Critique du volume manga
Publiée le Mercredi, 10 Septembre 2025
Suite à son rendez-vous secret de la veille avec son idole pour parler de cinéma et où un célèbre réalisateur a fini par les rejoindre, Miwa semble sur un petit nuage. Ayant presque l'impression que tout ceci n'était qu'un rêve, elle se remémore tout ça, notamment l'instant où Takashi Yatsumi lui a dit qu'elle était irremplaçable. Mais quand, un soir, elle croise dans la rue son ex ainsi que ses anciens collègues du vidéo-club avec qui elle avait du mal à s'entendre, et que ceux-ci la poussent à venir boire un verra avec elle "en souvenir du bon vieux temps", voici notre héroïne embarquée dans une nouvelle épreuve dont elle se serait bien passée...
Occupant une grosse première partie du volume, ces retrouvailles autour d'un verre sont, en premier lieu, l'occasion de mieux poser Kentarô Kidô, l'ex de Miwa, ainsi que Haruka et Abe, ses anciens collègues du vidéoclub, et de bien nous faire sentir les raisons pour lesquelles notre héroïne ne s'est jamais sentie à l'aise avec eux. Car chez ces trois-là, tout semble reposer sur les apparences, les querelles d'ego et les petites piques discrètes envers les autres pour mieux se mettre en avant, soit tout ce que Miwa n'est pas, elle la jeune femme simplement sincère dans sa passion pour le cinéma. Ainsi a-t-on un Abe jouant les faux-modestes, une Haruka langue de vipère en lâchant ses petits mots qui rabaissent l'air de rien... mais c'est surtout le fameux Kido qui a tout de détestable dans sa façon d'être. Une façon d'être où on le découvre calculateur, un brin stalker puisqu'il fait tout pour refaire tomber Miwa entre ses griffes, plein d'aplomb même quand il s'amuse à juger les gens sur trois fois rien, dénigrant les passions des autres, ressentant du plaisir en broyant les convictions des autres... En somme, le parfait pervers narcissique.
Uhei Aoki nous dépeint d'autant mieux le bonhomme que la majeure partie de ce passage est présenté à travers ses pensées, en faisant ressortir de plus belle son mode de fonctionnement, ses envies malsaines à l'égard de notre héroïne, et ces relations hypocrites où les belles paroles cachent les combats d'ego. Mais alors que Kido pense déjà pouvoir refaire tomber Miwa dans ses filets, il va petit à petit se confronter à une chose à laquelle il ne s'attendait pas: mine de rien, celle qui était si peu sûre d'elle autrefois a changé, sans pour autant trahir sa sincérité. pas de question d'ego chez elle, mais simplement une affirmation qui continue et dont les trois hypocrites en face d'elle ne manqueront pas de faire les frais grâce à ses paroles bien placées. Sans doute regrettera-t-on juste l'irruption finale de Takashi Yatsumi (qui arrive décidément partout au bon moment) qui a un goût de deus ex machina pour achever de façon trop facile toute cette séquence, mais on préférera vraiment retenir de ces dizaines de pages cette façon dont Miwa gagne en confiance sans en avoir conscience, et où son innocence et son absence de mauvaises attentions suffisent à fermer le clapet de ses interlocuteurs, simplement par la force de mots bien placés.

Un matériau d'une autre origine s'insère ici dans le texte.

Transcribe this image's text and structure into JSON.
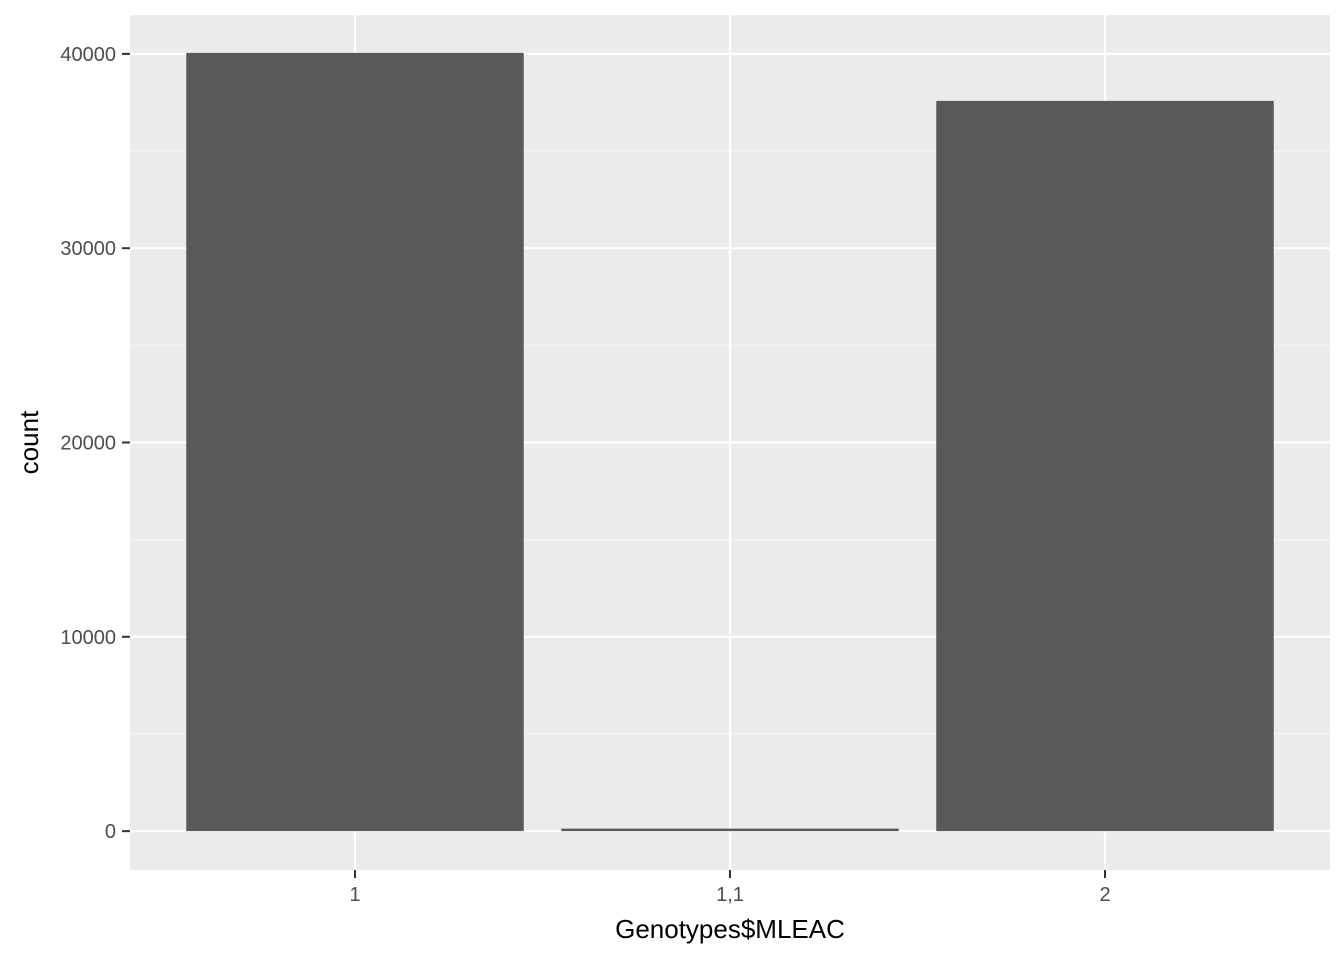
{
  "chart_data": {
    "type": "bar",
    "categories": [
      "1",
      "1,1",
      "2"
    ],
    "values": [
      40050,
      130,
      37580
    ],
    "xlabel": "Genotypes$MLEAC",
    "ylabel": "count",
    "ylim": [
      -2000,
      42000
    ],
    "yticks": [
      0,
      10000,
      20000,
      30000,
      40000
    ],
    "ytick_labels": [
      "0",
      "10000",
      "20000",
      "30000",
      "40000"
    ],
    "grid": true,
    "legend": "none",
    "colors": {
      "panel_background": "#ebebeb",
      "grid_major": "#ffffff",
      "grid_minor": "#f5f5f5",
      "bar_fill": "#595959",
      "tick_mark": "#333333"
    }
  }
}
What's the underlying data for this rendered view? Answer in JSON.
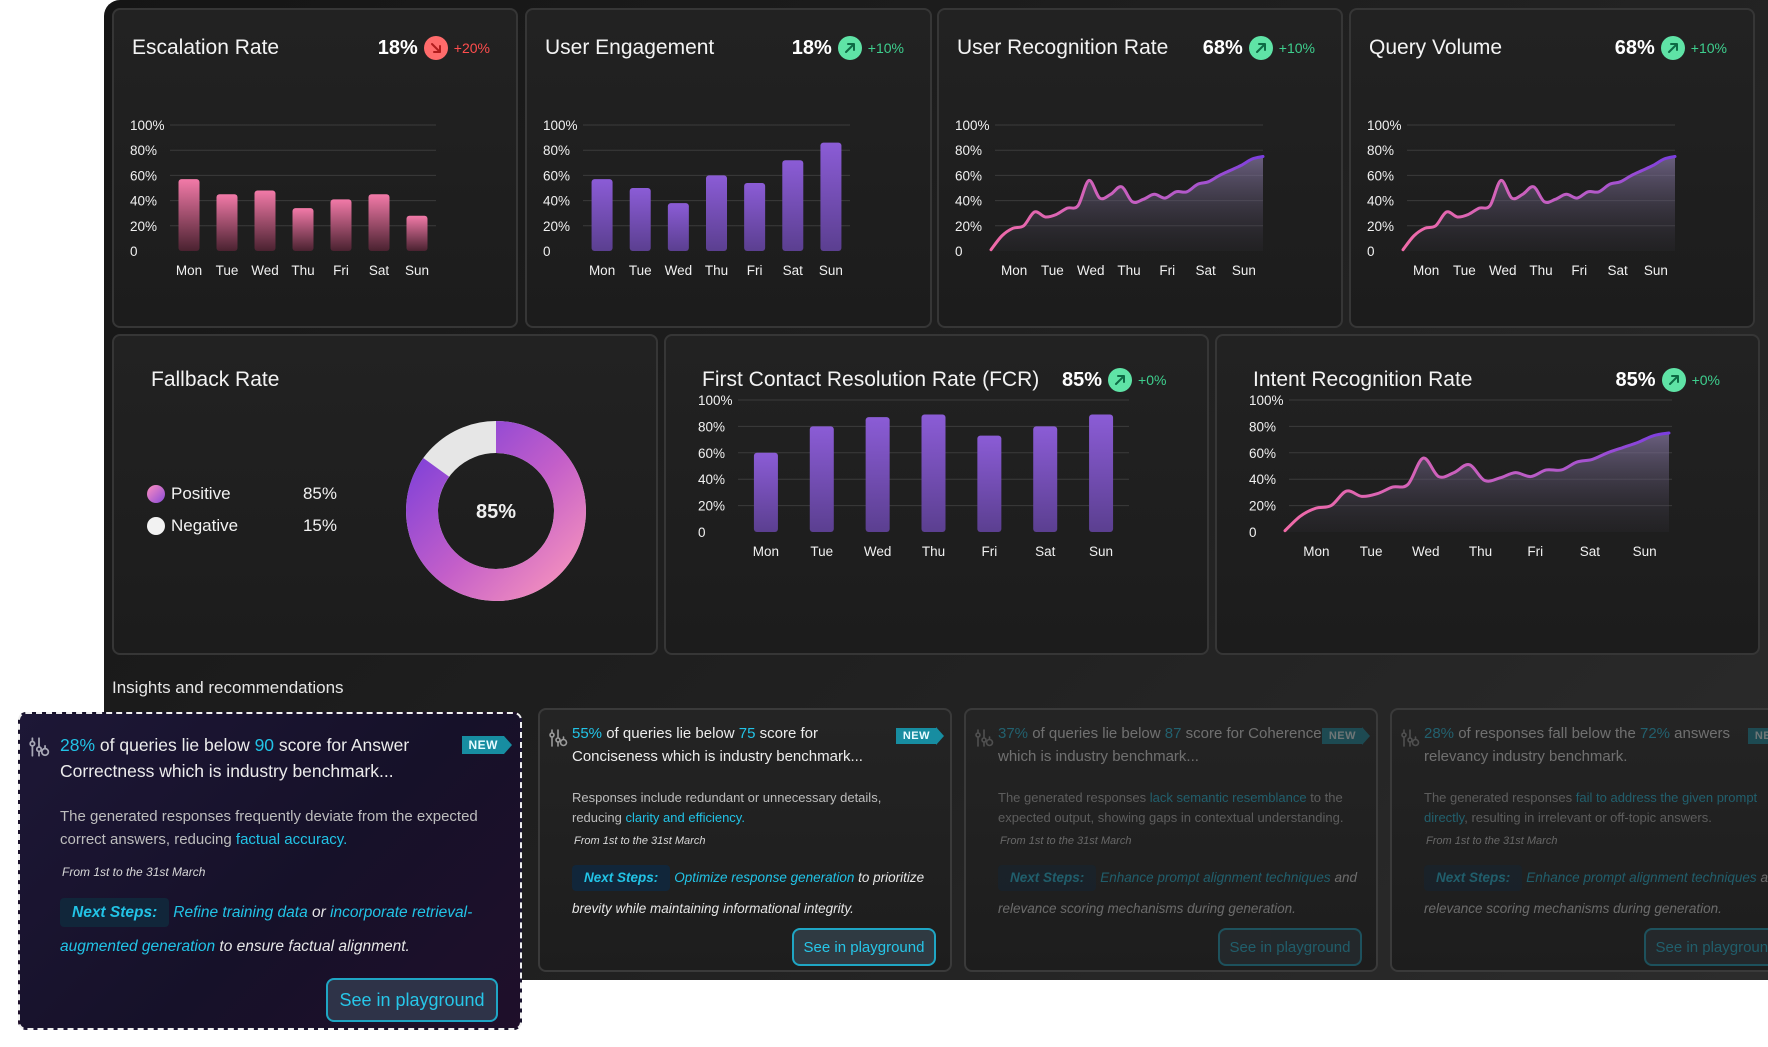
{
  "colors": {
    "accent": "#22c3e6",
    "purple": "#7f52c9",
    "pink": "#e8709a",
    "up": "#3ecf8e",
    "down": "#ff4d4d"
  },
  "days": [
    "Mon",
    "Tue",
    "Wed",
    "Thu",
    "Fri",
    "Sat",
    "Sun"
  ],
  "cards": {
    "escalation": {
      "title": "Escalation Rate",
      "value": "18%",
      "trend": "+20%",
      "direction": "down"
    },
    "engagement": {
      "title": "User Engagement",
      "value": "18%",
      "trend": "+10%",
      "direction": "up"
    },
    "recognition": {
      "title": "User Recognition Rate",
      "value": "68%",
      "trend": "+10%",
      "direction": "up"
    },
    "query": {
      "title": "Query Volume",
      "value": "68%",
      "trend": "+10%",
      "direction": "up"
    },
    "fallback": {
      "title": "Fallback Rate",
      "center": "85%",
      "legend": [
        {
          "label": "Positive",
          "value": "85%"
        },
        {
          "label": "Negative",
          "value": "15%"
        }
      ]
    },
    "fcr": {
      "title": "First Contact Resolution Rate (FCR)",
      "value": "85%",
      "trend": "+0%",
      "direction": "up"
    },
    "intent": {
      "title": "Intent Recognition Rate",
      "value": "85%",
      "trend": "+0%",
      "direction": "up"
    }
  },
  "chart_data": [
    {
      "id": "escalation",
      "type": "bar",
      "title": "Escalation Rate",
      "categories": [
        "Mon",
        "Tue",
        "Wed",
        "Thu",
        "Fri",
        "Sat",
        "Sun"
      ],
      "values": [
        57,
        45,
        48,
        34,
        41,
        45,
        28
      ],
      "yticks": [
        "0",
        "20%",
        "40%",
        "60%",
        "80%",
        "100%"
      ],
      "ylim": [
        0,
        100
      ]
    },
    {
      "id": "engagement",
      "type": "bar",
      "title": "User Engagement",
      "categories": [
        "Mon",
        "Tue",
        "Wed",
        "Thu",
        "Fri",
        "Sat",
        "Sun"
      ],
      "values": [
        57,
        50,
        38,
        60,
        54,
        72,
        86
      ],
      "yticks": [
        "0",
        "20%",
        "40%",
        "60%",
        "80%",
        "100%"
      ],
      "ylim": [
        0,
        100
      ]
    },
    {
      "id": "recognition",
      "type": "area",
      "title": "User Recognition Rate",
      "categories": [
        "Mon",
        "Tue",
        "Wed",
        "Thu",
        "Fri",
        "Sat",
        "Sun"
      ],
      "x": [
        0,
        4,
        8,
        12,
        16,
        20,
        24,
        28,
        32,
        36,
        40,
        44,
        48,
        52,
        56,
        60,
        64,
        68,
        72,
        76,
        80,
        84,
        88,
        92,
        96,
        100
      ],
      "y": [
        1,
        12,
        18,
        20,
        31,
        27,
        29,
        34,
        36,
        56,
        42,
        45,
        51,
        39,
        41,
        45,
        42,
        47,
        47,
        53,
        55,
        60,
        64,
        68,
        73,
        75
      ],
      "yticks": [
        "0",
        "20%",
        "40%",
        "60%",
        "80%",
        "100%"
      ],
      "ylim": [
        0,
        100
      ]
    },
    {
      "id": "query",
      "type": "area",
      "title": "Query Volume",
      "categories": [
        "Mon",
        "Tue",
        "Wed",
        "Thu",
        "Fri",
        "Sat",
        "Sun"
      ],
      "x": [
        0,
        4,
        8,
        12,
        16,
        20,
        24,
        28,
        32,
        36,
        40,
        44,
        48,
        52,
        56,
        60,
        64,
        68,
        72,
        76,
        80,
        84,
        88,
        92,
        96,
        100
      ],
      "y": [
        1,
        12,
        18,
        20,
        31,
        27,
        29,
        34,
        36,
        56,
        42,
        45,
        51,
        39,
        41,
        45,
        42,
        47,
        47,
        53,
        55,
        60,
        64,
        68,
        73,
        75
      ],
      "yticks": [
        "0",
        "20%",
        "40%",
        "60%",
        "80%",
        "100%"
      ],
      "ylim": [
        0,
        100
      ]
    },
    {
      "id": "fallback",
      "type": "pie",
      "title": "Fallback Rate",
      "categories": [
        "Positive",
        "Negative"
      ],
      "values": [
        85,
        15
      ]
    },
    {
      "id": "fcr",
      "type": "bar",
      "title": "First Contact Resolution Rate (FCR)",
      "categories": [
        "Mon",
        "Tue",
        "Wed",
        "Thu",
        "Fri",
        "Sat",
        "Sun"
      ],
      "values": [
        60,
        80,
        87,
        89,
        73,
        80,
        89
      ],
      "yticks": [
        "0",
        "20%",
        "40%",
        "60%",
        "80%",
        "100%"
      ],
      "ylim": [
        0,
        100
      ]
    },
    {
      "id": "intent",
      "type": "area",
      "title": "Intent Recognition Rate",
      "categories": [
        "Mon",
        "Tue",
        "Wed",
        "Thu",
        "Fri",
        "Sat",
        "Sun"
      ],
      "x": [
        0,
        4,
        8,
        12,
        16,
        20,
        24,
        28,
        32,
        36,
        40,
        44,
        48,
        52,
        56,
        60,
        64,
        68,
        72,
        76,
        80,
        84,
        88,
        92,
        96,
        100
      ],
      "y": [
        1,
        12,
        18,
        20,
        31,
        27,
        29,
        34,
        36,
        56,
        42,
        45,
        51,
        39,
        41,
        45,
        42,
        47,
        47,
        53,
        55,
        60,
        64,
        68,
        73,
        75
      ],
      "yticks": [
        "0",
        "20%",
        "40%",
        "60%",
        "80%",
        "100%"
      ],
      "ylim": [
        0,
        100
      ]
    }
  ],
  "insights": {
    "section_title": "Insights and recommendations",
    "new_label": "NEW",
    "featured": {
      "pct": "28%",
      "t1": " of queries lie below ",
      "score": "90",
      "t2": " score for Answer Correctness which is industry benchmark...",
      "desc": "The generated responses frequently deviate from the expected correct answers, reducing ",
      "desc_link": "factual accuracy.",
      "date": "From 1st to the 31st March",
      "next_label": "Next Steps:",
      "step_a": "Refine training data",
      "step_or": " or ",
      "step_b": "incorporate retrieval-augmented generation",
      "step_tail": " to ensure factual alignment.",
      "button": "See in playground"
    },
    "card1": {
      "pct": "55%",
      "t1": " of queries lie below ",
      "score": "75",
      "t2": " score for Conciseness which is industry benchmark...",
      "desc": "Responses include redundant or unnecessary details, reducing ",
      "desc_link": "clarity and efficiency.",
      "date": "From 1st to the 31st March",
      "next_label": "Next Steps:",
      "step_a": "Optimize response generation",
      "step_tail": " to prioritize brevity while maintaining informational integrity.",
      "button": "See in playground"
    },
    "card2": {
      "pct": "37%",
      "t1": " of queries lie below ",
      "score": "87",
      "t2": " score for Coherence which is industry benchmark...",
      "desc": "The generated responses ",
      "desc_link": "lack semantic resemblance",
      "desc_tail": " to the expected output, showing gaps in contextual understanding.",
      "date": "From 1st to the 31st March",
      "next_label": "Next Steps:",
      "step_a": "Enhance prompt alignment techniques",
      "step_tail": " and relevance scoring mechanisms during generation.",
      "button": "See in playground"
    },
    "card3": {
      "pct": "28%",
      "t1": " of responses fall below the ",
      "score": "72%",
      "t2": " answers relevancy industry benchmark.",
      "desc": "The generated responses ",
      "desc_link": "fail to address the given prompt directly",
      "desc_tail": ", resulting in irrelevant or off-topic answers.",
      "date": "From 1st to the 31st March",
      "next_label": "Next Steps:",
      "step_a": "Enhance prompt alignment techniques",
      "step_tail": " and relevance scoring mechanisms during generation.",
      "button": "See in playground"
    }
  }
}
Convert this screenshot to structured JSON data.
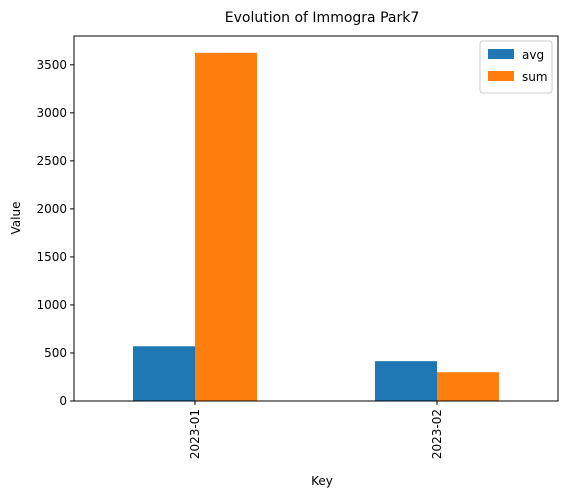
{
  "chart_data": {
    "type": "bar",
    "title": "Evolution of Immogra Park7",
    "xlabel": "Key",
    "ylabel": "Value",
    "categories": [
      "2023-01",
      "2023-02"
    ],
    "series": [
      {
        "name": "avg",
        "color": "#1f77b4",
        "values": [
          570,
          415
        ]
      },
      {
        "name": "sum",
        "color": "#ff7f0e",
        "values": [
          3625,
          300
        ]
      }
    ],
    "ylim": [
      0,
      3800
    ],
    "yticks": [
      0,
      500,
      1000,
      1500,
      2000,
      2500,
      3000,
      3500
    ],
    "legend_position": "top-right",
    "grid": false
  }
}
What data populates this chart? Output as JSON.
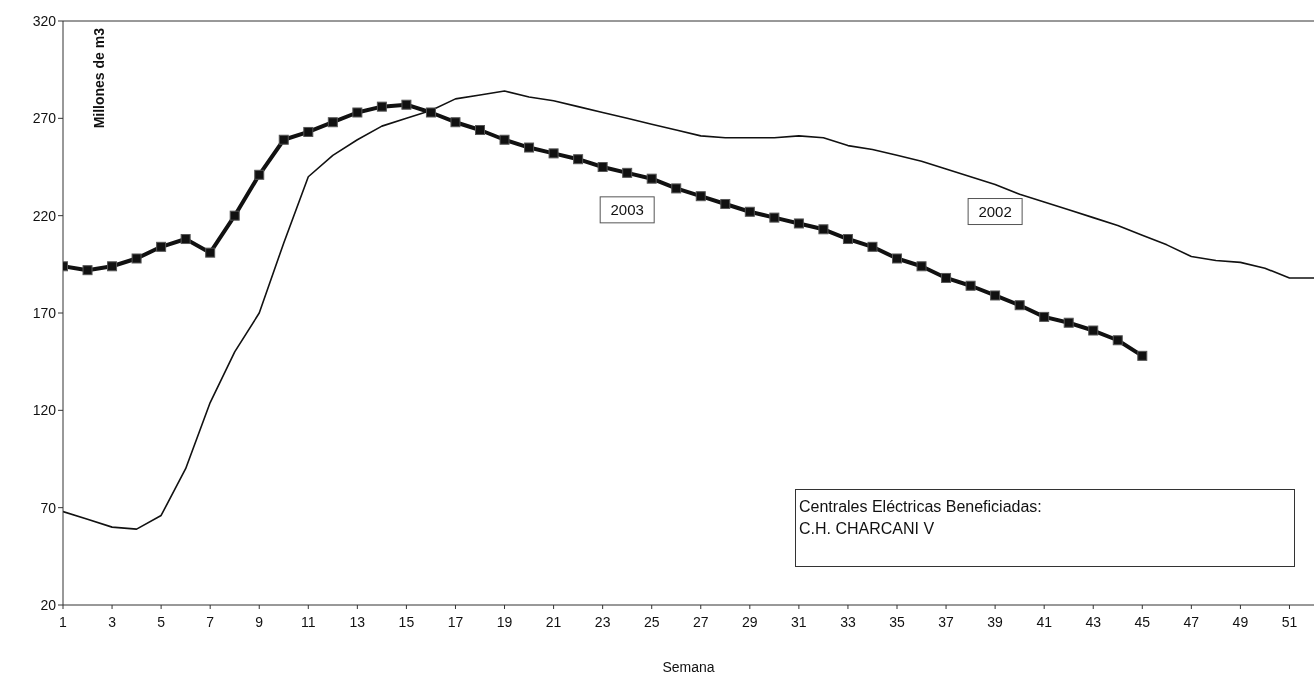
{
  "chart_data": {
    "type": "line",
    "xlabel": "Semana",
    "ylabel": "Millones de m3",
    "x": [
      1,
      2,
      3,
      4,
      5,
      6,
      7,
      8,
      9,
      10,
      11,
      12,
      13,
      14,
      15,
      16,
      17,
      18,
      19,
      20,
      21,
      22,
      23,
      24,
      25,
      26,
      27,
      28,
      29,
      30,
      31,
      32,
      33,
      34,
      35,
      36,
      37,
      38,
      39,
      40,
      41,
      42,
      43,
      44,
      45,
      46,
      47,
      48,
      49,
      50,
      51,
      52
    ],
    "series": [
      {
        "name": "2003",
        "color": "#111111",
        "marker": "square",
        "values": [
          194,
          192,
          194,
          198,
          204,
          208,
          201,
          220,
          241,
          259,
          263,
          268,
          273,
          276,
          277,
          273,
          268,
          264,
          259,
          255,
          252,
          249,
          245,
          242,
          239,
          234,
          230,
          226,
          222,
          219,
          216,
          213,
          208,
          204,
          198,
          194,
          188,
          184,
          179,
          174,
          168,
          165,
          161,
          156,
          148,
          null,
          null,
          null,
          null,
          null,
          null,
          null
        ]
      },
      {
        "name": "2002",
        "color": "#111111",
        "marker": "none",
        "values": [
          68,
          64,
          60,
          59,
          66,
          90,
          124,
          150,
          170,
          206,
          240,
          251,
          259,
          266,
          270,
          274,
          280,
          282,
          284,
          281,
          279,
          276,
          273,
          270,
          267,
          264,
          261,
          260,
          260,
          260,
          261,
          260,
          256,
          254,
          251,
          248,
          244,
          240,
          236,
          231,
          227,
          223,
          219,
          215,
          210,
          205,
          199,
          197,
          196,
          193,
          188,
          188
        ]
      }
    ],
    "xlim": [
      1,
      52
    ],
    "xticks": [
      1,
      3,
      5,
      7,
      9,
      11,
      13,
      15,
      17,
      19,
      21,
      23,
      25,
      27,
      29,
      31,
      33,
      35,
      37,
      39,
      41,
      43,
      45,
      47,
      49,
      51
    ],
    "ylim": [
      20,
      320
    ],
    "yticks": [
      20,
      70,
      120,
      170,
      220,
      270,
      320
    ],
    "grid": false,
    "legend": false,
    "annotations": [
      "Centrales Eléctricas Beneficiadas:",
      "C.H. CHARCANI V"
    ]
  }
}
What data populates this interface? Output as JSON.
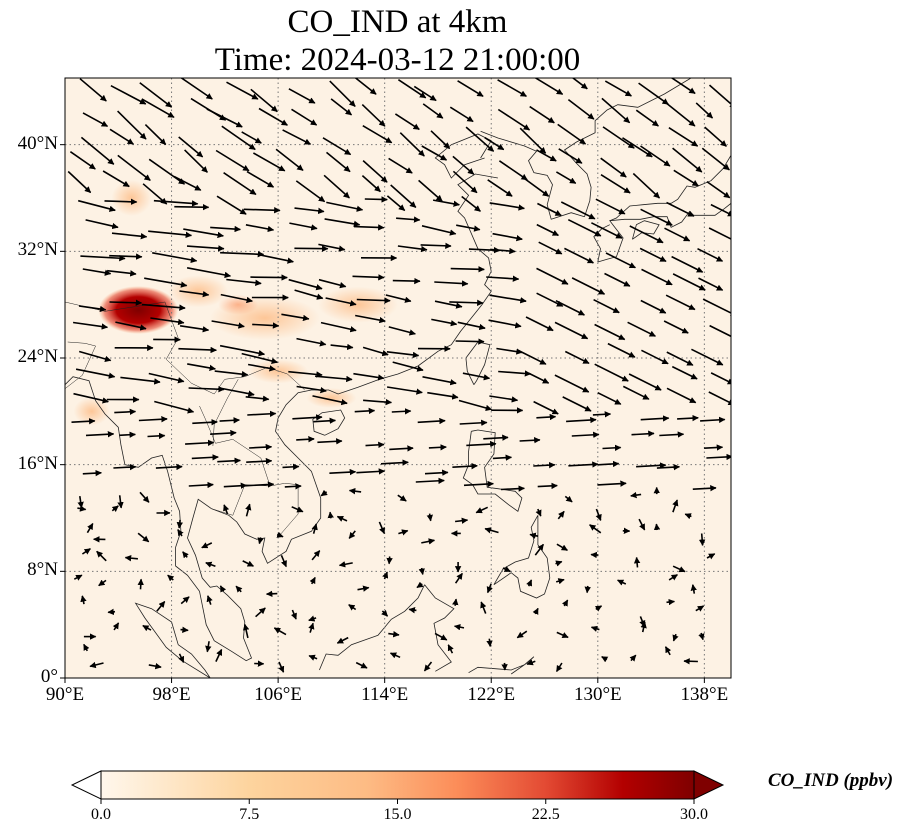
{
  "title": {
    "line1": "CO_IND at 4km",
    "line2": "Time: 2024-03-12 21:00:00"
  },
  "map": {
    "lon_range": [
      90,
      140
    ],
    "lat_range": [
      0,
      45
    ],
    "lon_ticks": [
      "90°E",
      "98°E",
      "106°E",
      "114°E",
      "122°E",
      "130°E",
      "138°E"
    ],
    "lat_ticks": [
      "0°",
      "8°N",
      "16°N",
      "24°N",
      "32°N",
      "40°N"
    ],
    "gridlines": "dotted",
    "field_variable": "CO_IND",
    "wind_vectors": "black arrows"
  },
  "colorbar": {
    "label": "CO_IND (ppbv)",
    "ticks": [
      "0.0",
      "7.5",
      "15.0",
      "22.5",
      "30.0"
    ],
    "min": 0,
    "max": 30,
    "colormap": "OrRd",
    "extend": "both"
  },
  "colors": {
    "low": "#fff7ec",
    "mid": "#fdbb84",
    "high": "#7f0000",
    "ocean": "#fdf2e4"
  }
}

Une question se pose alors au bout de tout ça: d'où vient exactement ce changement en Miwa ? Bien sûr, les moments passés avec son idole Takashi Yatsumi n'y sont pas étrangers, tant ses échanges avec lui vont dans le bon sens, et tant, comme il est dit dans le tome, certains mots ont le pouvoir insoupçonné de changer une vie. Mais de manière générale, il faut surtout retenir la manière dont la jeune femme se sent acceptée pour ce qu'elle et pour sa passion au sein de la résidence de l'acteur, et c'est ce que la dernière partie du tome va s'appliquer à souligner, que ce soit à travers la question de la confiance que la pourtant si stricte Fujiura lui accorde, ou via la sympathie a priori non-feinte de sa collègue Ikezumi à son égard.
A l'arrivée, une fois les habituelles petites facilités occultées, on a un volume qui séduit beaucoup pour tout ce qu'il nous montre de Miwa, de sa sincérité pure face aux hypocrisies relationnelles, de l'évolution qu'elle connaît doucement mais sûrement sans que ça lui monte à la tête... le tout dans un travail d'écriture souvent très efficace, et avec toujours ce qu'il faut de références au cinéma.